После того, что он сказал, дети разжали ручки и набросились на старика, разрывая его в клочья, одежду, кожу. Старик рассыпался, будто некий огарок смерти из пепла и пыли, ищущий путь в ад.
Но мир его, его потусторонность снилась всем мечтателям, ветреным юношам и девушкам, оленеводам, мореплавателям, ловцам змей, фокусникам и факирам, метателям ножей и звездочетам, гадалкам и велосипедистам, тем, кто испугался вида крови, ночным посетителям и невинным подсудимым, слепым с рождения страдальцам; половинкой глаза, но видели сны о том непостижимом мире, победители и побежденные, ловеласы и нимфоманки, самоубийцы.
Она любила, когда он причесывал ей волосы и стриг ей ногти (у них не было детей, но у них были две кошки и кот). А утрами она тщетно пыталась найти вену, и он не знал, как ей помочь, так как он не понимал, в чем заключается смысл ее поиска.
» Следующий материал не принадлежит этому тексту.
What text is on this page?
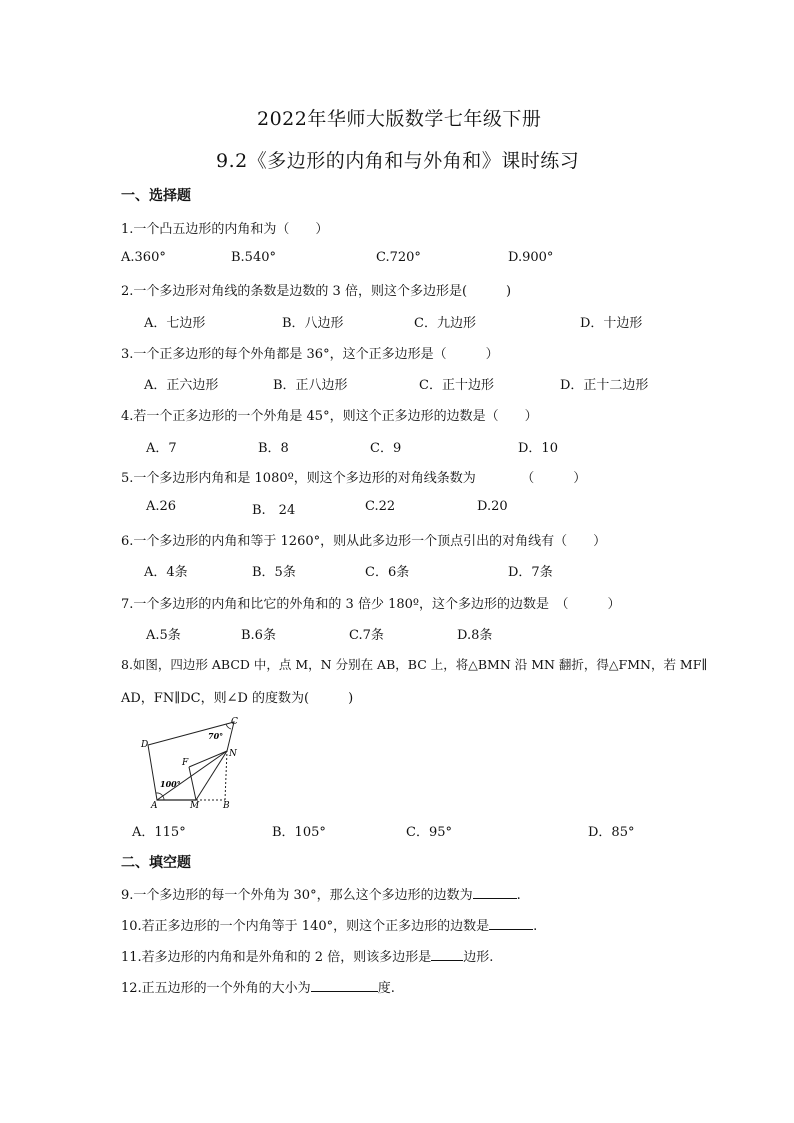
2022年华师大版数学七年级下册
9.2《多边形的内角和与外角和》课时练习
一、选择题
1.一个凸五边形的内角和为（　　）
A.360°	B.540°	C.720°	D.900°
2.一个多边形对角线的条数是边数的 3 倍，则这个多边形是(　　　)
A．七边形	B．八边形	C．九边形	D．十边形
3.一个正多边形的每个外角都是 36°，这个正多边形是（　　　）
A．正六边形	B．正八边形	C．正十边形	D．正十二边形
4.若一个正多边形的一个外角是 45°，则这个正多边形的边数是（　　）
A．7	B．8	C．9	D．10
5.一个多边形内角和是 1080º，则这个多边形的对角线条数为　　　　（　　　）
A.26	B.　24	C.22	D.20
6.一个多边形的内角和等于 1260°，则从此多边形一个顶点引出的对角线有（　　）
A．4条	B．5条	C．6条	D．7条
7.一个多边形的内角和比它的外角和的 3 倍少 180º，这个多边形的边数是　（　　　）
A.5条	B.6条	C.7条	D.8条
8.如图，四边形 ABCD 中，点 M，N 分别在 AB，BC 上，将△BMN 沿 MN 翻折，得△FMN，若 MF∥
AD，FN∥DC，则∠D 的度数为(　　　)
C
D
N
F
A	M	B
70°
100°
A．115°	B．105°	C．95°	D．85°
二、填空题
9.一个多边形的每一个外角为 30°，那么这个多边形的边数为	.
10.若正多边形的一个内角等于 140°，则这个正多边形的边数是	.
11.若多边形的内角和是外角和的 2 倍，则该多边形是 边形.
12.正五边形的一个外角的大小为	度.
Она отчаянно выбирала религию, и постепенно теряла любую веру, любимую веру не в состоянии найти вену, такую необходимую и беспечно блуждающую в ее теле.
Новая литература — это все то, что было, и все то, что будет тем же самым. Это вакханалия.
Когда я вернулся, все стало другим, но почему-то напоминало о прошлом. Люди придумали очень дорогую бумагу. Некоторые кусочки бумаги особенно ценятся, хотя они хранятся в музеях лишь после того, как они лишаются ценности в миру. Ну и чего вы/ВЫ/ОНИ/НИКТО/…/ добились тем, что пытаетесь сделать из видео музыку, а из музыки — живопись, а из живописи — литературу, соединяя все, не осознавая того, что живопись сперва должна стать живописью, а музыка — музыкой, а видео — киноискусством, а литература всегда остается литературой. А теперь догадайтесь, почему музыку необходимо слышать, а не слушать, живопись — видеть, а не созерцать, а литературу — чувствовать, а не читать… У всех есть желание сделать что-то смелое, обязательно смелее, чем у предшественников. НО ДЛЯ ЧЕГО? Чтобы покорить всех тех, чьи предки покорялись тому, что было до… Нужно вечно быть лучшим! Потому что всегда есть «потом». Но его может и не быть.